Last month a California Court of Appeal overturned the Superior Court ruling in Streit v. Farmers Group, Inc. and allowed California consumers to pursue a lawsuit against Farmers Insurance for cheating customers out of fair refunds if they cancel their insurance policy. Consumer Watchdog’s attorneys authored a key “Friend of the Court” brief that laid the groundwork for the Appellate Court’s decision.

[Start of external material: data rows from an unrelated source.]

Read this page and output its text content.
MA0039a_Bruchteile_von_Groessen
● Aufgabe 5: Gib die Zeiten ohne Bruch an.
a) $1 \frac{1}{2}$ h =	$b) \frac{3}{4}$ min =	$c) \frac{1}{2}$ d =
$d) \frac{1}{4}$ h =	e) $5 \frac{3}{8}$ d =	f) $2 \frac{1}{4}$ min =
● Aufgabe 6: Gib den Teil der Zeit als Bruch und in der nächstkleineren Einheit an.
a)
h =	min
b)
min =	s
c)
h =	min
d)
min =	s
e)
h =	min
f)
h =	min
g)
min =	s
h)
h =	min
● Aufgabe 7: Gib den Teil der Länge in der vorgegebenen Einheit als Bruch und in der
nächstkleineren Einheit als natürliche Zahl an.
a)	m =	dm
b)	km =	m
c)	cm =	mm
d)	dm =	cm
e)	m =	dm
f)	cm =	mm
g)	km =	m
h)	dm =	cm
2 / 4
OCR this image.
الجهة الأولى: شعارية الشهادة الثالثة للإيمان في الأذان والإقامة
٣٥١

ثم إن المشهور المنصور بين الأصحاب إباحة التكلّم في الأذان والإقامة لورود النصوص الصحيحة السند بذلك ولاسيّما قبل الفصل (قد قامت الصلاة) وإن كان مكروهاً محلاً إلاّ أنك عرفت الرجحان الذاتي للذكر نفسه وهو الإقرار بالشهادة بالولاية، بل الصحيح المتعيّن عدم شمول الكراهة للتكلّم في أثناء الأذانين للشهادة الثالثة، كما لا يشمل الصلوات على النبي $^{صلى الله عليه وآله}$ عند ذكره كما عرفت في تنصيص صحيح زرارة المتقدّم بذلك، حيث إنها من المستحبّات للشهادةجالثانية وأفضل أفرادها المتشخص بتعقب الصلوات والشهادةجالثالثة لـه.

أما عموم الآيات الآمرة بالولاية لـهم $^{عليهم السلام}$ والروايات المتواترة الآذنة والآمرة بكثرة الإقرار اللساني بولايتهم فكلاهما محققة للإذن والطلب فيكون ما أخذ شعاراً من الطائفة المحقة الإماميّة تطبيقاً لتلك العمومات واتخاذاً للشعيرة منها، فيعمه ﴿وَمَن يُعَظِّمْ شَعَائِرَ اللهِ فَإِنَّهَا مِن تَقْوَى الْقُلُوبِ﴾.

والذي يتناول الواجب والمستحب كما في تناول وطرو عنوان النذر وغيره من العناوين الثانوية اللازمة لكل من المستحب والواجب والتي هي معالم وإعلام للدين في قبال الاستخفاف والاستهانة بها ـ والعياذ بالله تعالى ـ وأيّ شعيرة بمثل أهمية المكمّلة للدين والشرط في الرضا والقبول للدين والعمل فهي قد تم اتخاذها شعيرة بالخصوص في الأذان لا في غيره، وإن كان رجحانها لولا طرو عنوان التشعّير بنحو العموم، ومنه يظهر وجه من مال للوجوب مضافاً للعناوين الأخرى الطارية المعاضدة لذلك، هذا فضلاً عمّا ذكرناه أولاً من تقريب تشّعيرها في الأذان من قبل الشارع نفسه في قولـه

Consumers sued Farmers because when they cancelled their policy with the insurance giant, Farmers did not return all of their unused premium, but instead refunded substantially less. For example, if a customer pays $1,000 for six months of insurance but cancels the policy after three months, they would expect to be refunded $500, according to a pro rata calculation that is the default standard under the law. However, without providing any meaningful disclosure of its refund practice Farmers refunds substantially less than the pro rata amount.
As Consumer Watchdog explained in its amicus curiae brief:
Farmers failed to meet basic requirements governing all contracts by using ambiguous terms, which were nowhere defined or explained in the policy contract. Bearing the brunt of Farmers’ cancellation refund practices, and those of other unscrupulous insurers, are insurance consumers. Without the ability to accurately determine the amount of final premium they will pay for an insurance policy and the amount they will be refunded upon cancellation, insurance consumers are unable to enter the insurance marketplace with the information they need to comparison shop and have optimal consumer choice.
The Court of Appeal said that Los Angeles County Judge William Highberger was wrong to throw out the case because Farmers Insurance failed to properly explain or even disclose the costs customers would face. The case has been sent back to Judge Highberger to enter a new order overruling Farmers motion to dismiss the case and to conduct further proceedings on the merits of Plaintiffs claims.